Karakter etkileşimlerinin diğer incelemelerimde alışılmışın dışında olduğundan bahsetmiştim. İlk sayıdaki bence mükemmel yazılan ve çizilen Batman, Green Lantern tanışmasından sonra bunu geçecek bir sahne göremesek de Batman’in bu son sayıda Hal Jordan’la muhabbeti koyulaştırması gerçekten ilginç, öte yandan Flash’ın da aralarındaki tansiyonun yükselmesini önlemesi gayet eğlenceli geldi bana. Arthur Curry ise halen çok geri planda kalıyor. Bütün sayı boyunca bir iki cümle etse iyi, Cyborg’u ise iki sayfa hariç neredeyse doğru düzgün göremedik. Wonder Woman’ın Trevor vasıtasıyla da bu sayıda biraz daha ön plana çıkması iyi oldu. 

Sayı, tam bir geçiş sayısı olması bakımından görevini fazlasıyla yerine getiriyor, ama o kadar özensiz geldi ki gözüme DC’nin en iyi serisi olması gereken Justice League için fazlasıyla kötü bir seviyede sayı. Yine de yaklaşan aksiyonun ve politik tansiyonun habercisi olan bir sayı olmuş. Altıncı sayıda bir anda dünyanın sevgilisi olan Adalet Takımı, bir sonraki ay başlayacak hikayenin sonunda dünyanın düşmanı olacak gibi duruyor.  

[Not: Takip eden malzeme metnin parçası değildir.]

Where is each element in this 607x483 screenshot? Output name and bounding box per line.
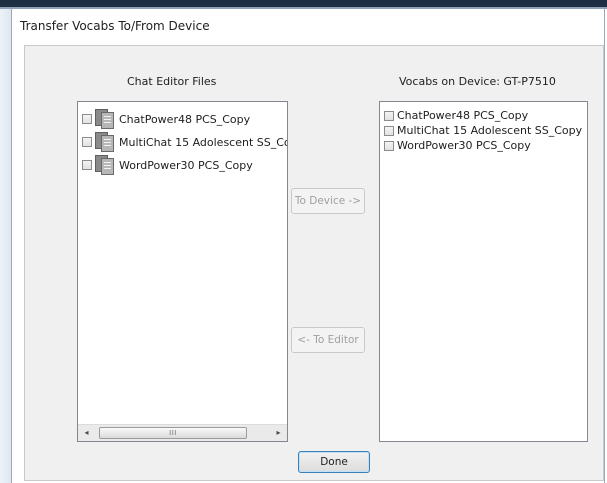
- to-device-button[interactable]: To Device ->: [291, 188, 365, 214]
- editor-files-list[interactable]: ChatPower48 PCS_Copy MultiChat 15 Adoles…: [77, 101, 288, 442]
- device-vocabs-caption: Vocabs on Device: GT-P7510: [399, 75, 556, 88]
- dialog-client-area: Chat Editor Files Vocabs on Device: GT-P…: [24, 45, 604, 481]
- editor-file-label: MultiChat 15 Adolescent SS_Cop: [119, 135, 288, 149]
- editor-file-item[interactable]: MultiChat 15 Adolescent SS_Cop: [82, 132, 288, 152]
- to-editor-button[interactable]: <- To Editor: [291, 327, 365, 353]
- checkbox[interactable]: [82, 137, 92, 147]
- desktop-top-strip: [0, 0, 607, 9]
- editor-file-item[interactable]: ChatPower48 PCS_Copy: [82, 109, 250, 129]
- scroll-grip-icon: III: [169, 429, 177, 437]
- editor-file-item[interactable]: WordPower30 PCS_Copy: [82, 155, 253, 175]
- device-vocabs-list[interactable]: ChatPower48 PCS_Copy MultiChat 15 Adoles…: [379, 101, 588, 442]
- document-stack-icon: [93, 155, 115, 175]
- checkbox[interactable]: [82, 160, 92, 170]
- transfer-dialog: Transfer Vocabs To/From Device Chat Edit…: [11, 9, 605, 483]
- checkbox[interactable]: [384, 140, 394, 151]
- done-button[interactable]: Done: [298, 451, 370, 473]
- editor-file-label: WordPower30 PCS_Copy: [119, 158, 253, 172]
- document-stack-icon: [93, 109, 115, 129]
- horizontal-scrollbar[interactable]: ◂ III ▸: [78, 424, 287, 441]
- checkbox[interactable]: [384, 125, 394, 136]
- checkbox[interactable]: [82, 114, 92, 124]
- editor-files-caption: Chat Editor Files: [127, 75, 217, 88]
- scroll-thumb[interactable]: III: [99, 427, 247, 439]
- device-vocab-item[interactable]: WordPower30 PCS_Copy: [384, 139, 531, 152]
- document-stack-icon: [93, 132, 115, 152]
- device-vocab-item[interactable]: ChatPower48 PCS_Copy: [384, 109, 528, 122]
- scroll-left-arrow-icon[interactable]: ◂: [78, 425, 95, 441]
- editor-file-label: ChatPower48 PCS_Copy: [119, 112, 251, 126]
- dialog-title: Transfer Vocabs To/From Device: [20, 19, 210, 33]
- background-window-edge: [0, 9, 11, 483]
- device-vocab-item[interactable]: MultiChat 15 Adolescent SS_Copy: [384, 124, 582, 137]
- device-vocab-label: MultiChat 15 Adolescent SS_Copy: [397, 124, 583, 137]
- checkbox[interactable]: [384, 110, 394, 121]
- scroll-right-arrow-icon[interactable]: ▸: [270, 425, 287, 441]
- device-vocab-label: ChatPower48 PCS_Copy: [397, 109, 529, 122]
- device-vocab-label: WordPower30 PCS_Copy: [397, 139, 531, 152]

Sayının ikinci bölümündeki Shazam hikayesini ufaktan değinecek olursak, bölüm çok sıradan gözüktü bana. Shazam, DC için çok önemli bir karakter ve JL’nın arka hikayesi için biçilmiş kaftan fakat uzun soluklu, altı yedi sayıyı bulur herhalde, bir hikaye için çok yavaş tempo ile başladı sanki. Yine de Johns’un büyük ihtimalle bu hikayeyi ana JL hikayesine bağlayacağını düşünüyorum o yüzden bekleyip görmekte fayda var.